The OP asked about a roux for cajun cooking. A sandy dry white lump is not what a cajun roux should look like. It should look more like this: Tip: How To Make a Brown Roux | The Kitchn
 
I learned how to make roux from Justin Wilson, equal parts flour and fat, make it as dark as you like for beef, lighter for chicken and seafood. I have never had a problem with any of my dishes based on roux.
 
I'll be trying out some Cajun/creole dishes later this week, but I'm still deciding which recipes I'll be using. For the roux, I've seen an equal number of recipes call for butter and for oil. I'm wondering if I need to adjust the proportions of the fat and flour if I choose to substitute butter for oil or vise versa. Also appreciate any tips from anyone who has made it before :)

It all depends upon what you are making! What flavors you would like to impart and the thickness of the final dish. The color of the dish etc.. Just say you were making beef gravy, you would use the fat from beef dishes,if making pork gravy, you may flavor it with bacon fat. For a basic roux, I like to use peanut oil ( veg, canola, corn oil will work too ) 50/50. To adjust the thickness more flour will be needed for a thicker sauce or gravy. The norm is a light roux for darker meats like beef or venison and a darker roux for seafood and gumbos. To get fat from beef and such you must take if from the dripping. The way I do this is : say you cook a roast beef in a baking pan with stock or water added to the pan, the fat dripping will drip to the bottom pan. Refrigerate the dripping and the fat will solidify where it can be spooned off and saved until you have enough to make the amount of roux needed. Of course it may be frozen until enough is acquired. I know, it sounds like a hassle for the home cook but its the way most restaurants do it who make their own sauces.

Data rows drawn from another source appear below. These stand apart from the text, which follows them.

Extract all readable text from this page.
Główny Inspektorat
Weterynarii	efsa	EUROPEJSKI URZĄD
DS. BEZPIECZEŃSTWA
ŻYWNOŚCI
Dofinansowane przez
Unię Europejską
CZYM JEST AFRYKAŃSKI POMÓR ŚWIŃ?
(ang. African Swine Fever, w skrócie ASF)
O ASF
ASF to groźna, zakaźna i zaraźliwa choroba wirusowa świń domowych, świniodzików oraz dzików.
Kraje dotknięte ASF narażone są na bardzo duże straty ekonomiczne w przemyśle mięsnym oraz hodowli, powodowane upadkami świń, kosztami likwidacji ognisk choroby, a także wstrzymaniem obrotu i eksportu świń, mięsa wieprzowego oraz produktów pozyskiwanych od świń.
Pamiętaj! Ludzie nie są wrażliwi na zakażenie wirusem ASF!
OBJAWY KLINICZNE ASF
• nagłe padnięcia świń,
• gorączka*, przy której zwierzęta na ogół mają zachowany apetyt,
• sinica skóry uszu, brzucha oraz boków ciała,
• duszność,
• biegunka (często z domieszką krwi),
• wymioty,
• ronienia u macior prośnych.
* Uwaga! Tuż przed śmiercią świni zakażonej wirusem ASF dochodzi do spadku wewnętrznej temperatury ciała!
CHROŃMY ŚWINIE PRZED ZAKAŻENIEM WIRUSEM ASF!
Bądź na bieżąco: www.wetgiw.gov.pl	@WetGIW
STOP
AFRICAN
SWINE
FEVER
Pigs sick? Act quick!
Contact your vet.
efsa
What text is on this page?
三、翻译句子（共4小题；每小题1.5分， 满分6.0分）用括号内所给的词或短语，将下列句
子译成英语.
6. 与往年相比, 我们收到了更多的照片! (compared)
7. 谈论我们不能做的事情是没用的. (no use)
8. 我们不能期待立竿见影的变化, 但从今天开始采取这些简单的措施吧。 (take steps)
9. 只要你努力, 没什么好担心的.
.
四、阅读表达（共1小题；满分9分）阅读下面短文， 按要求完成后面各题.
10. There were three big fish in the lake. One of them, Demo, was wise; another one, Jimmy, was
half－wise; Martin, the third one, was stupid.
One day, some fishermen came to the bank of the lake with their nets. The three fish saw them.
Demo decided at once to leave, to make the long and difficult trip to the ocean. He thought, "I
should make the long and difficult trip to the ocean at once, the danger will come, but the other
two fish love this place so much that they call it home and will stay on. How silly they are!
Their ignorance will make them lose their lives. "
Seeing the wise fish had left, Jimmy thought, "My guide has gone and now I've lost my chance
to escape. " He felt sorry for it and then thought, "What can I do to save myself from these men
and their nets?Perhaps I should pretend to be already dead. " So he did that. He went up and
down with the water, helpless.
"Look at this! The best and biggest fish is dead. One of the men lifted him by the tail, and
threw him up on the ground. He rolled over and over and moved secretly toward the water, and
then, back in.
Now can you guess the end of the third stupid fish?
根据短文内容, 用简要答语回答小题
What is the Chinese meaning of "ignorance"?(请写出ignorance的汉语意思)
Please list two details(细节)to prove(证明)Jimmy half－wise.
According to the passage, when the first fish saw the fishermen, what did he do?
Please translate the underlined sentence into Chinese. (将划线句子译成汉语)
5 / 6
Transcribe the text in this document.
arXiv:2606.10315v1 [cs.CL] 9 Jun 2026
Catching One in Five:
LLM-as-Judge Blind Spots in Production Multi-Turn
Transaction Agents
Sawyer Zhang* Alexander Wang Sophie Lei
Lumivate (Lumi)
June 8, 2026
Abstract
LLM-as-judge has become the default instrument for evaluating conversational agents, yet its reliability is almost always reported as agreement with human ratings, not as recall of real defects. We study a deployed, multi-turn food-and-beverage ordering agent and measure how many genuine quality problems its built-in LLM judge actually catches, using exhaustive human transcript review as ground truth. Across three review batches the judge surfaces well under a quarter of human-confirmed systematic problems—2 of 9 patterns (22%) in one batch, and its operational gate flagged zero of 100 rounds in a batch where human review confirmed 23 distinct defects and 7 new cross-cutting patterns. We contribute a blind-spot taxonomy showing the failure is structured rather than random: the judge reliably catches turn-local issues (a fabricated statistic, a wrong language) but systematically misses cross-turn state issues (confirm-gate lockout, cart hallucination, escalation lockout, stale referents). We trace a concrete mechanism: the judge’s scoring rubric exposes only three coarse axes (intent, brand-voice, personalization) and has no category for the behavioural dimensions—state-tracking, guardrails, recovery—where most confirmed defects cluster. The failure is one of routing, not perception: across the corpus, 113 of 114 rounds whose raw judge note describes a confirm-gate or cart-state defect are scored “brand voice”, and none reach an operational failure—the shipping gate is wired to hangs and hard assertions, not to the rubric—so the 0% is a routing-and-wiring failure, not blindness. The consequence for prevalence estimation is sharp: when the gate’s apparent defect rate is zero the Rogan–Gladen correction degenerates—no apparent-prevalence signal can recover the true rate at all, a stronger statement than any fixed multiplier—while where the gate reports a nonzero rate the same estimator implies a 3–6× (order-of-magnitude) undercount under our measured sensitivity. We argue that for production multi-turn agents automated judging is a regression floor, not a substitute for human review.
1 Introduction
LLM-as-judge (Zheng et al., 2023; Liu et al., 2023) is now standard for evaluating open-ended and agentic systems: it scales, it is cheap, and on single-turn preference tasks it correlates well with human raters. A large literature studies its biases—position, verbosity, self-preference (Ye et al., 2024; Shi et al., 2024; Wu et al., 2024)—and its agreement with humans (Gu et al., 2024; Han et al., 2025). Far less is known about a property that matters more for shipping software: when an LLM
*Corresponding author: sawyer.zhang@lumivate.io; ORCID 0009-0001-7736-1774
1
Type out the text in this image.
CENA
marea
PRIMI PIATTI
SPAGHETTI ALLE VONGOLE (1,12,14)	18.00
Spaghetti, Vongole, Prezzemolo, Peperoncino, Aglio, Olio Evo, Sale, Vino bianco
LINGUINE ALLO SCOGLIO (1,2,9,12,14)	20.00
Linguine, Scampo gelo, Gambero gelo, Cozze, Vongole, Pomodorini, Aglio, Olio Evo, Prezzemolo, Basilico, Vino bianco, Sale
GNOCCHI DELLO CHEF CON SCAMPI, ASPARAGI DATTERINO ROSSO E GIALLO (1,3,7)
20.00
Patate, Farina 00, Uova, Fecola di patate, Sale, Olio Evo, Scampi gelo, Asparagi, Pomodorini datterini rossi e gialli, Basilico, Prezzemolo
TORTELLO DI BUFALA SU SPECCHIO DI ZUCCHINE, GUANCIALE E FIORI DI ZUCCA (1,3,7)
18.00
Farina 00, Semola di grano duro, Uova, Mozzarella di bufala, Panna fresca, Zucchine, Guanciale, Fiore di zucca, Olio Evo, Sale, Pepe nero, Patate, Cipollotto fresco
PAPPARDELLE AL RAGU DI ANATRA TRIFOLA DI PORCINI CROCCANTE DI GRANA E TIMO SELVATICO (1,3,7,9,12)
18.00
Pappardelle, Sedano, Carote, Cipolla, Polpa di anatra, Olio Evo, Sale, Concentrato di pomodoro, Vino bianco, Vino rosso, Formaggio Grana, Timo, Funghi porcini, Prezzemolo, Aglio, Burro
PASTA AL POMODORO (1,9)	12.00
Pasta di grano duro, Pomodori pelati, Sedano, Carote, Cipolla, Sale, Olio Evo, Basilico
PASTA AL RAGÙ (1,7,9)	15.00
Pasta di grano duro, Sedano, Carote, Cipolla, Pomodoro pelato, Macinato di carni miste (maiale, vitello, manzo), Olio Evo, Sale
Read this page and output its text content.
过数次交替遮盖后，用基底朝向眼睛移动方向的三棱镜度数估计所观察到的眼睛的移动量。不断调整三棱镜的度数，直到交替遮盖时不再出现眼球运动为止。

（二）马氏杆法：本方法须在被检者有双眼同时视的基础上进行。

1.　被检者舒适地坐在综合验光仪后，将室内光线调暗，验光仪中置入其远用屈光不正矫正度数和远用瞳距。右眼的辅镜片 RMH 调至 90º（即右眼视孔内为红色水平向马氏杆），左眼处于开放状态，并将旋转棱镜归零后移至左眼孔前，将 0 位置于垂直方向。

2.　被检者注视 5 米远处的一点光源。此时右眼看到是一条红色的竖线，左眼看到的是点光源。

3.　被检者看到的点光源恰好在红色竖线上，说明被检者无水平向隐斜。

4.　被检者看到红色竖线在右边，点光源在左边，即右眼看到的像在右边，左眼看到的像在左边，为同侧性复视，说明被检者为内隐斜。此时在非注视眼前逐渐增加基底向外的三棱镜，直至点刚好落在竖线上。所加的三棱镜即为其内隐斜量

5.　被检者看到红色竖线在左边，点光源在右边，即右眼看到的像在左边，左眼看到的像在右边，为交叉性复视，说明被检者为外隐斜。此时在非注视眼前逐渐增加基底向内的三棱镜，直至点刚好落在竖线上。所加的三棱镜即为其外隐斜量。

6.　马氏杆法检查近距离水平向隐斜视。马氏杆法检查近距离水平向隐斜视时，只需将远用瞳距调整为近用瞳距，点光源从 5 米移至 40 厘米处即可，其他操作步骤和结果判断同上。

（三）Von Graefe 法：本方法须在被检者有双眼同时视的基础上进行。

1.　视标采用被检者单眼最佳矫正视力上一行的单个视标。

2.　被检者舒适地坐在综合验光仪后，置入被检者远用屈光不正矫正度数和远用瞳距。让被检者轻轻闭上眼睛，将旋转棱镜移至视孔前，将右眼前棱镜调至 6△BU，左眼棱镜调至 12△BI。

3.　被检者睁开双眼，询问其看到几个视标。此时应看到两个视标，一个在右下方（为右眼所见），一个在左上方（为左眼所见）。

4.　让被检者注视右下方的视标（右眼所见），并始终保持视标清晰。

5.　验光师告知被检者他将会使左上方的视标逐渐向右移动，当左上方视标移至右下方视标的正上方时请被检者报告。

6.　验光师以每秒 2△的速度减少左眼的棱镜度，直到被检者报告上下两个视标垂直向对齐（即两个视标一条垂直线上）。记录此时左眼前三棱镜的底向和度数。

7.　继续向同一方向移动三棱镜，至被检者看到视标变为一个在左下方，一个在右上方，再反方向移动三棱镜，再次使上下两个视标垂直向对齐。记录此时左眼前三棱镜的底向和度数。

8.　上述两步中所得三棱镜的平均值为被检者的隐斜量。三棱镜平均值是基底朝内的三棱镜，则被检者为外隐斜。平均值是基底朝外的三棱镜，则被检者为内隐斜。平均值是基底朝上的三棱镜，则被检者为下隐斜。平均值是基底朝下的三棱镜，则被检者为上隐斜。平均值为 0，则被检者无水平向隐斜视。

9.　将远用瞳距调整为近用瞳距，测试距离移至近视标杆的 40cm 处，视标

If your making a gumbo the "trinity" can be added to the finished roux and cooked till heated and the flavors are enhanced, then seasoning, stock is add and this will finish the cooking of the vegies as you proceed with finishing the dish. The usual trinity consists of two parts chopped onion, one part chopped bell pepper and 1/2 part chopped celery. I hope this is of some help , Joey

PS: the rice is always made "on the side"
 
Thanks for the advice everyone! I'll be sticking with seafood dishes so it sounds like I need a darker roux. Since I'll be making it multiple times and I won't have to deal with adjusting proportions, I'll try out both butter and oil. Thanks again!
 
I like to make it in big batches and freeze it in an ice cube tray. They I have it for quick fix meals.